Adduct Detection#
In mass spectrometry it is crucial to ionize analytes prior to detection, because they are accelerated and manipulated in electric fields, allowing their separation based on mass-to-charge ratio. This happens by addition of protons in positive mode or loss of protons in negative mode. Other ions present in the buffer solution can ionize the analyte as well, e.g. sodium, potassium or formic acid. Depending on the size and chemical compsition, multiple adducts can bind leading to multiple charges on the analyte. In metabolomics with smaller analytes the number of charges is typically low with one or two, whereas in proteomics the number of charges is much higher. Furthermore, analytes can loose functional groups during ionization, e.g. a neutral water loss. Since the ionization happens after liquid chromatography, different adducts for an analyte have similar retention times.
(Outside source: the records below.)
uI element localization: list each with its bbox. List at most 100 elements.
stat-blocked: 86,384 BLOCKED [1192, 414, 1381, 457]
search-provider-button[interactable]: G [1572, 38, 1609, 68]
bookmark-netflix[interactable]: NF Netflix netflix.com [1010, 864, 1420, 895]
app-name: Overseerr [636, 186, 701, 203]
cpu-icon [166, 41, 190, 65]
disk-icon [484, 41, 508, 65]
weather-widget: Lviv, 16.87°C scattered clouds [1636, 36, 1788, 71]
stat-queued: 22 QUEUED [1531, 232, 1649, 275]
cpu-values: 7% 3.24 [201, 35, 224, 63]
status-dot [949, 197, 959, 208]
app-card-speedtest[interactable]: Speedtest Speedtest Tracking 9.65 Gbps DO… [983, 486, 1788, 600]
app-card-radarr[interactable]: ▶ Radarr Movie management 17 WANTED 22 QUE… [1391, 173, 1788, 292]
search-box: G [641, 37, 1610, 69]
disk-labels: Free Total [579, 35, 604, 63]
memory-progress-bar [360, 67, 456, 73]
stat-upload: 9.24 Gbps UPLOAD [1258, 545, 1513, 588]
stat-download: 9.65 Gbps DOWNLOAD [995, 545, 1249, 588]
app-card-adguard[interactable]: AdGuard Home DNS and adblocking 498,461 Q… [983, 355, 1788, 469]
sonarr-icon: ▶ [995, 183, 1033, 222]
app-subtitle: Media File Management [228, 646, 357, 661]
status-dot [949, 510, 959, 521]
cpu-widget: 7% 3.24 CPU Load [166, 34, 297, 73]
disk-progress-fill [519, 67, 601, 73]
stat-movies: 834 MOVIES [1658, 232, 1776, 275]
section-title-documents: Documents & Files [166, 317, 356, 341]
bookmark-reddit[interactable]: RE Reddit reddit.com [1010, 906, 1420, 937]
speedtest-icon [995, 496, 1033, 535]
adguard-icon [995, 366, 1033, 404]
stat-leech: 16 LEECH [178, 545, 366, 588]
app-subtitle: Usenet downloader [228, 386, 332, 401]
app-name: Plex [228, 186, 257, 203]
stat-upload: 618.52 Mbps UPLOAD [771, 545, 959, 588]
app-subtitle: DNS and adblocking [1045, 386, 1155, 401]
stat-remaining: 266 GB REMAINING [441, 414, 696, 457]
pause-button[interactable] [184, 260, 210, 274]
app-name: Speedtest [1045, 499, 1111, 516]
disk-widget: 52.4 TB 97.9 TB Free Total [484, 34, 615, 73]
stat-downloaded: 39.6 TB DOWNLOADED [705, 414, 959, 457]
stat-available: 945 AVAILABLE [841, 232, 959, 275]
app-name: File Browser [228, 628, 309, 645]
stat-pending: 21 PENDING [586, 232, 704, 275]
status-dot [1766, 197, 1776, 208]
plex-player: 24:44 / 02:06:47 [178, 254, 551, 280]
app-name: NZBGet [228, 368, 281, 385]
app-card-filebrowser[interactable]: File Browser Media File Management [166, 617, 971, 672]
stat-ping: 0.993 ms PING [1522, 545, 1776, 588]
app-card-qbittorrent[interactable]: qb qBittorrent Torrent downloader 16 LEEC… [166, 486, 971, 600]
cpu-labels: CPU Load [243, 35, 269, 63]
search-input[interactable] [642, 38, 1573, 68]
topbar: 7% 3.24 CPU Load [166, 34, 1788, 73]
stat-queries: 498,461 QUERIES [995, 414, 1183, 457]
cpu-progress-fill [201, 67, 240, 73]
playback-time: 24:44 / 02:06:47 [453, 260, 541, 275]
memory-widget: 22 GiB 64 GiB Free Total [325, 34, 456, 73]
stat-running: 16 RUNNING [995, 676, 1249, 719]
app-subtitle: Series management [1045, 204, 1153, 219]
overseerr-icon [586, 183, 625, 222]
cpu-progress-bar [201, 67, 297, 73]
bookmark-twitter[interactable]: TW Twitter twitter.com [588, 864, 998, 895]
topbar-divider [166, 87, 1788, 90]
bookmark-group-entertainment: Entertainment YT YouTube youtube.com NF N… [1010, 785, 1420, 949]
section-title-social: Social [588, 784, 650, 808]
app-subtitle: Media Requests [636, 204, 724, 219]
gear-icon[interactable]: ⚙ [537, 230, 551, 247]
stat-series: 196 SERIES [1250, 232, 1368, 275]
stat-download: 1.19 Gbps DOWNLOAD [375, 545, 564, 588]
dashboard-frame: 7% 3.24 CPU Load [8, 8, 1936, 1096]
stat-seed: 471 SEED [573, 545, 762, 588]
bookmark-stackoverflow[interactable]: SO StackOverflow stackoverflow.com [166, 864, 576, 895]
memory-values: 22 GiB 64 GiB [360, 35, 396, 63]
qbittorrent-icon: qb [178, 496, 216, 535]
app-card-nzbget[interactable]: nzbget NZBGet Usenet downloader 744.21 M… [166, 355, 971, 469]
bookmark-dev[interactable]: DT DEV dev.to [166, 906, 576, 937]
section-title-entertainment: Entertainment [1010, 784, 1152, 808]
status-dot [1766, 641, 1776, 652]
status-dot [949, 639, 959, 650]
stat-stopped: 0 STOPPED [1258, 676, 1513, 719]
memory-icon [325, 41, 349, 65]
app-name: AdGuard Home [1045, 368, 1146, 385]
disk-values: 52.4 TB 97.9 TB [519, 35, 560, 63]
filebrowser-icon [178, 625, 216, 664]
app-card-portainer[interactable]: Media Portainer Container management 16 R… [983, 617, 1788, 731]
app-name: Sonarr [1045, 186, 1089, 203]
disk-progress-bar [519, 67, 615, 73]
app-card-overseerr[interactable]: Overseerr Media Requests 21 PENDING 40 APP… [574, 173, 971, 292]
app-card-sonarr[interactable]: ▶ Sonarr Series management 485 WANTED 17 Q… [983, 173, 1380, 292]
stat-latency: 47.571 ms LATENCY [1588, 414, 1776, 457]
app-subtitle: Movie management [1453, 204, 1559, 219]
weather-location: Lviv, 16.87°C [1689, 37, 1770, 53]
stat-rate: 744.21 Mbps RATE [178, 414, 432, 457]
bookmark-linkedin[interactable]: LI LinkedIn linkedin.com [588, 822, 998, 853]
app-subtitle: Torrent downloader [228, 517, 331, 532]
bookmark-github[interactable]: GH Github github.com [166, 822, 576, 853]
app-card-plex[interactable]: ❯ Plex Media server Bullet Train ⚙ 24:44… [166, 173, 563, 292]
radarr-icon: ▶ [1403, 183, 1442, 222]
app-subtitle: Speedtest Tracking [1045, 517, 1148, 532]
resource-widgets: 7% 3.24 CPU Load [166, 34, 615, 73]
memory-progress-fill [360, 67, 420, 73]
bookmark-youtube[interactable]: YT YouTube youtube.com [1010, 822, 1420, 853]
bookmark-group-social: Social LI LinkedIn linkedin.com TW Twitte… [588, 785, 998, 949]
In pyOpenMS, MetaboliteFeatureDeconvolution takes a feature map as input adding adduct information as additional meta values. Features belonging to an adduct group will be stored in a consensus map. The most important parameters are explained in the comments.
from urllib.request import urlretrieve
import pyopenms as poms
# get example data file with metabolmics feature map
gh = "https://raw.githubusercontent.com/OpenMS/pyopenms-docs/master"
urlretrieve(gh + "/src/data/MetaboliteFeatureDeconvolution_input.featureXML", "example.featureXML")
# open example input feature map
feature_map = poms.FeatureMap()
poms.FeatureXMLFile().load("example.featureXML", feature_map)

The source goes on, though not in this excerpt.